A language learning software application can be demonstrated the easiest in practice, so WordDive’s CEO Timo-Pekka Leinonen opens his laptop and logs into the WordDive service with a browser. We decide to refresh our American English a bit. A picture appears on the screen, showing a golf ball that has stopped just short of the hole. We now need to know what there is in the picture, and guesses are very welcome.
– People who have a relaxed approach and are ready to try things out will learn better than those who stop to think for longer. We can clearly see this in the results, Leinonen says.
The word we are looking for is not golf, ball or summer, and since we cannot think of anything else right away, we decide to listen to the word and then try typing it. ‘Almost.’ That’s right; the ball in the picture is almost there. To create a deeper memory imprint, we hear an example sentence that states the same.
– What happens is that we activate the student’s working memory 6–11 times using the various senses. The student hears, sees, reads, writes and learns without this starting to feel repetitive, Leinonen says.
Learning foreign languages is a constant and growing need, with people and business moving across borders. Demand increases supply, and there is a large number of various online language learning services available nowadays. WordDive strives to stand out from the rest with its own approach.

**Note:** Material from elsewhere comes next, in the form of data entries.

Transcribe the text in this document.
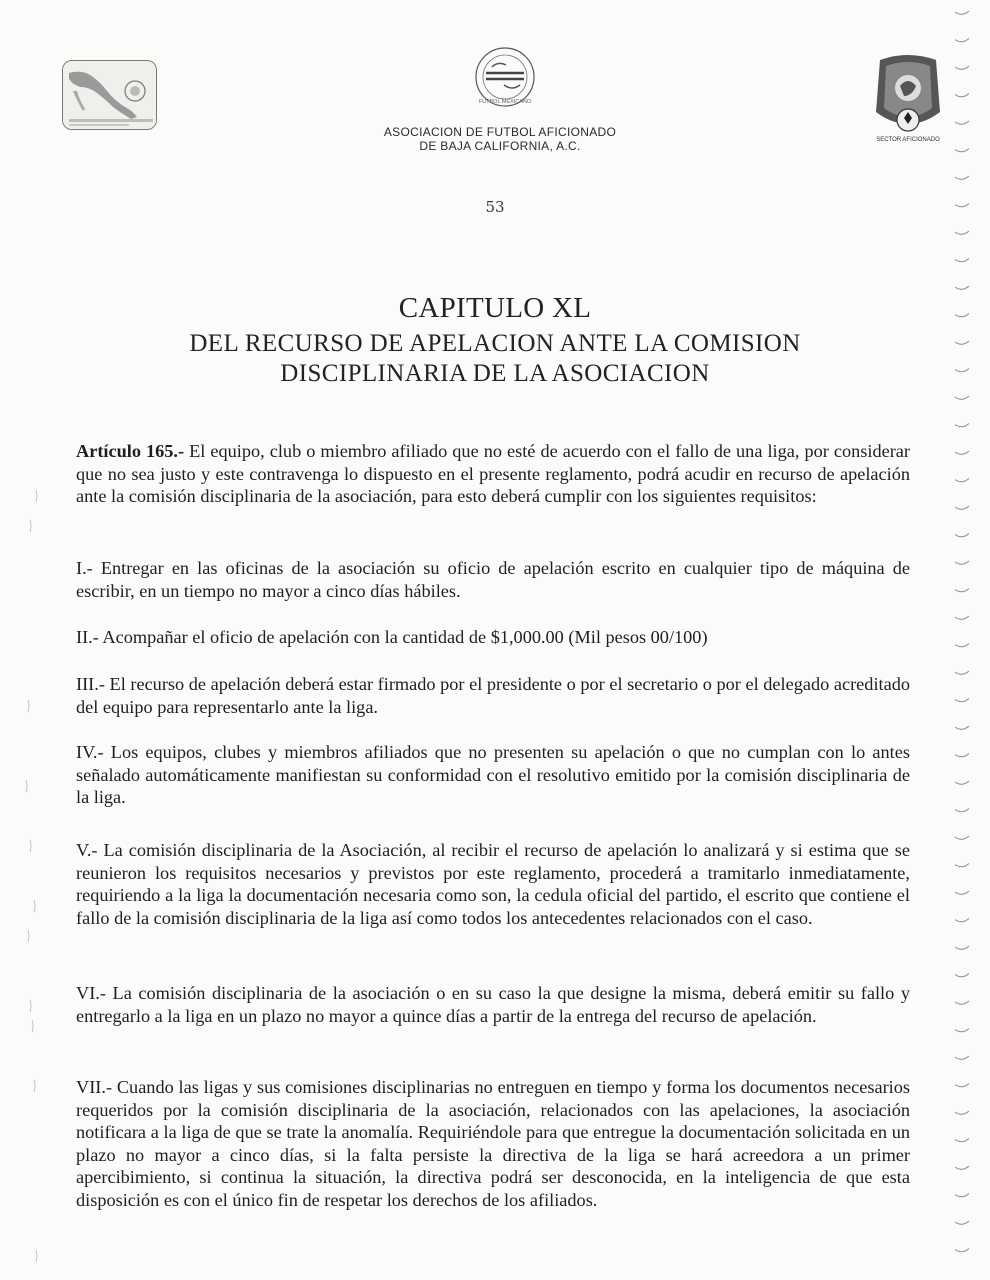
FUTBOL MEXICANO
SECTOR AFICIONADO
ASOCIACION DE FUTBOL AFICIONADO
DE BAJA CALIFORNIA, A.C.
53
CAPITULO XL
DEL RECURSO DE APELACION ANTE LA COMISION
DISCIPLINARIA DE LA ASOCIACION
Artículo 165.- El equipo, club o miembro afiliado que no esté de acuerdo con el fallo de una liga, por considerar que no sea justo y este contravenga lo dispuesto en el presente reglamento, podrá acudir en recurso de apelación ante la comisión disciplinaria de la asociación, para esto deberá cumplir con los siguientes requisitos:
I.- Entregar en las oficinas de la asociación su oficio de apelación escrito en cualquier tipo de máquina de escribir, en un tiempo no mayor a cinco días hábiles.
II.- Acompañar el oficio de apelación con la cantidad de $1,000.00 (Mil pesos 00/100)
III.- El recurso de apelación deberá estar firmado por el presidente o por el secretario o por el delegado acreditado del equipo para representarlo ante la liga.
IV.- Los equipos, clubes y miembros afiliados que no presenten su apelación o que no cumplan con lo antes señalado automáticamente manifiestan su conformidad con el resolutivo emitido por la comisión disciplinaria de la liga.
V.- La comisión disciplinaria de la Asociación, al recibir el recurso de apelación lo analizará y si estima que se reunieron los requisitos necesarios y previstos por este reglamento, procederá a tramitarlo inmediatamente, requiriendo a la liga la documentación necesaria como son, la cedula oficial del partido, el escrito que contiene el fallo de la comisión disciplinaria de la liga así como todos los antecedentes relacionados con el caso.
VI.- La comisión disciplinaria de la asociación o en su caso la que designe la misma, deberá emitir su fallo y entregarlo a la liga en un plazo no mayor a quince días a partir de la entrega del recurso de apelación.
VII.- Cuando las ligas y sus comisiones disciplinarias no entreguen en tiempo y forma los documentos necesarios requeridos por la comisión disciplinaria de la asociación, relacionados con las apelaciones, la asociación notificara a la liga de que se trate la anomalía. Requiriéndole para que entregue la documentación solicitada en un plazo no mayor a cinco días, si la falta persiste la directiva de la liga se hará acreedora a un primer apercibimiento, si continua la situación, la directiva podrá ser desconocida, en la inteligencia de que esta disposición es con el único fin de respetar los derechos de los afiliados.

– We started out by thinking what the computer can do for the student. It can be a personal instructor that individually optimises the learning instead of just being an ordinary workbook in electronic format.
The WordDive method aims at permanent learning; the basic vocabulary and grammar are imprinted in permanent memory, allowing the student to use the language more confidently. Efficiency, a game-like approach and immediate positive feedback are also among the means utilised by WordDive to get learners addicted.

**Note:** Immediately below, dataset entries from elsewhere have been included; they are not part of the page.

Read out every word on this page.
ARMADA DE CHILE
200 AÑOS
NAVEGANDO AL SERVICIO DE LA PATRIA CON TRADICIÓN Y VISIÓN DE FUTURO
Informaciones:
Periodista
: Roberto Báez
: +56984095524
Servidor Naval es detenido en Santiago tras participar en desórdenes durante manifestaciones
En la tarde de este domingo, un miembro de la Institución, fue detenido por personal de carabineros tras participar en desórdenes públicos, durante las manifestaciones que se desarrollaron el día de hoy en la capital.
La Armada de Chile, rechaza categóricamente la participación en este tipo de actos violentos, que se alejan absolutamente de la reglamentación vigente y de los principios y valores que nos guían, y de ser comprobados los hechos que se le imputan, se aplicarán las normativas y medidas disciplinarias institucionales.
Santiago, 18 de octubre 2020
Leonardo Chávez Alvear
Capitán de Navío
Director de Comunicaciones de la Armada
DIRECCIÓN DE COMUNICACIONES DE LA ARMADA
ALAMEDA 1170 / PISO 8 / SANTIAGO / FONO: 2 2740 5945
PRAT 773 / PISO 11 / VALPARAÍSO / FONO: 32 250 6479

– WordDive optimises repetitions and monitors progress. When you learn something, you will get new material; quick learners can proceed quickly, and slower learners concentrate on the most important things and repeat them until they learn, Leinonen says.
According to Leinonen, the application finds out about the user’s skills and learning abilities during the first hour and then continues accordingly. Measurement and optimisation take place continuously.

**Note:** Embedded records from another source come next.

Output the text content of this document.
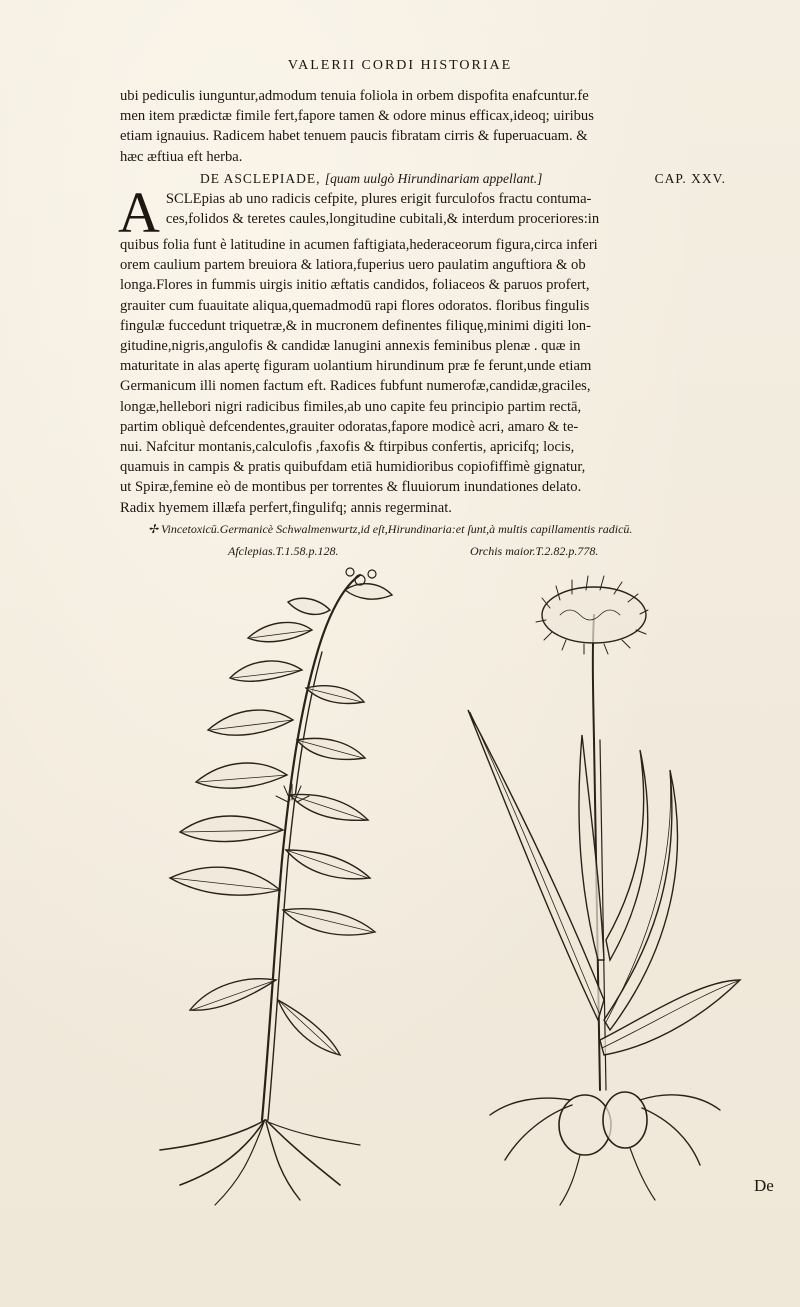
VALERII CORDI HISTORIAE
ubi pediculis iunguntur,admodum tenuia foliola in orbem dispofita enafcuntur.fe
men item prædictæ fimile fert,fapore tamen & odore minus efficax,ideoq; uiribus
etiam ignauius. Radicem habet tenuem paucis fibratam cirris & fuperuacuam. &
hæc æftiua eft herba.
DE ASCLEPIADE, [quam uulgò Hirundinariam appellant.]	CAP. XXV.
A SCLEpias ab uno radicis cefpite, plures erigit furculofos fractu contuma-
ces,folidos & teretes caules,longitudine cubitali,& interdum proceriores:in
quibus folia funt è latitudine in acumen faftigiata,hederaceorum figura,circa inferi
orem caulium partem breuiora & latiora,fuperius uero paulatim anguftiora & ob
longa.Flores in fummis uirgis initio æftatis candidos, foliaceos & paruos profert,
grauiter cum fuauitate aliqua,quemadmodū rapi flores odoratos. floribus fingulis
fingulæ fuccedunt triquetræ,& in mucronem definentes filiquę,minimi digiti lon-
gitudine,nigris,angulofis & candidæ lanugini annexis feminibus plenæ . quæ in
maturitate in alas apertę figuram uolantium hirundinum præ fe ferunt,unde etiam
Germanicum illi nomen factum eft. Radices fubfunt numerofæ,candidæ,graciles,
longæ,hellebori nigri radicibus fimiles,ab uno capite feu principio partim rectā,
partim obliquè defcendentes,grauiter odoratas,fapore modicè acri, amaro & te-
nui. Nafcitur montanis,calculofis ,faxofis & ftirpibus confertis, apricifq; locis,
quamuis in campis & pratis quibufdam etiā humidioribus copiofiffimè gignatur,
ut Spiræ,femine eò de montibus per torrentes & fluuiorum inundationes delato.
Radix hyemem illæfa perfert,fingulifq; annis regerminat.
✢ Vincetoxicū.Germanicè Schwalmenwurtz,id eſt,Hirundinaria:et ſunt,à multis capillamentis radicū.
Afclepias.T.1.58.p.128.	Orchis maior.T.2.82.p.778.
De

The story of WordDive’s development begins in 1987. It is rooted in Timo-Pekka Leinonen’s desire to learn languages – and the fact that this has always been difficult for him. By contrast, Leinonen’s mother taught Swedish and German for decades. When Leinonen studied software engineering at Tampere University of Technology, he decided to combine his software expertise with his mother’s language teaching experience.
– I personally programmed WordDive’s first three prototype generations, and I also learned languages thanks to them.
A couple of years ago, it started to seem that the time and technology were right for WordDive. The company was established in 2009 and the service launched online the following year. It now has users in more than 150 countries and offers 11 languages, and the intention is to increase the figures even further. Leinonen thinks that intelligent solutions are needed.
– Let’s think about Latin America or China, for example. People are really keen students of English there. There are not enough competent teachers, and the demand is so enormous that many people in Finland can hardly understand it.
One of WordDive’s special user groups is final-year upper secondary school students preparing for the matriculation examination. Dozens of countries have an examination between upper secondary school and university, and in some of them it is truly decisive for the student’s future. WordDive was tested in China in summer 2015 and received good feedback. So that is the place to go?
– China is a highly competed market, so you must go there with a serious attitude and be well-prepared. On the other hand, there are around 10 million new upper secondary school students in China each year. Your market share only needs to be a few per cent in order for the business to be big, Leinonen notes.
WordDive has received several awards during its years of operation, and its annual growth rate as a company has been over 100% from the very beginning. The company continues to seek growth – and will keep its head office in Tampere even in the future. According to Leinonen, the Tampere city region is a good place for growing business. The company has found the international expertise it needs locally, including native language professionals and local game companies.
– We combine humanist expertise and hard technology; that is still important in this company. Both are needed for the creation of added value, Leinonen says.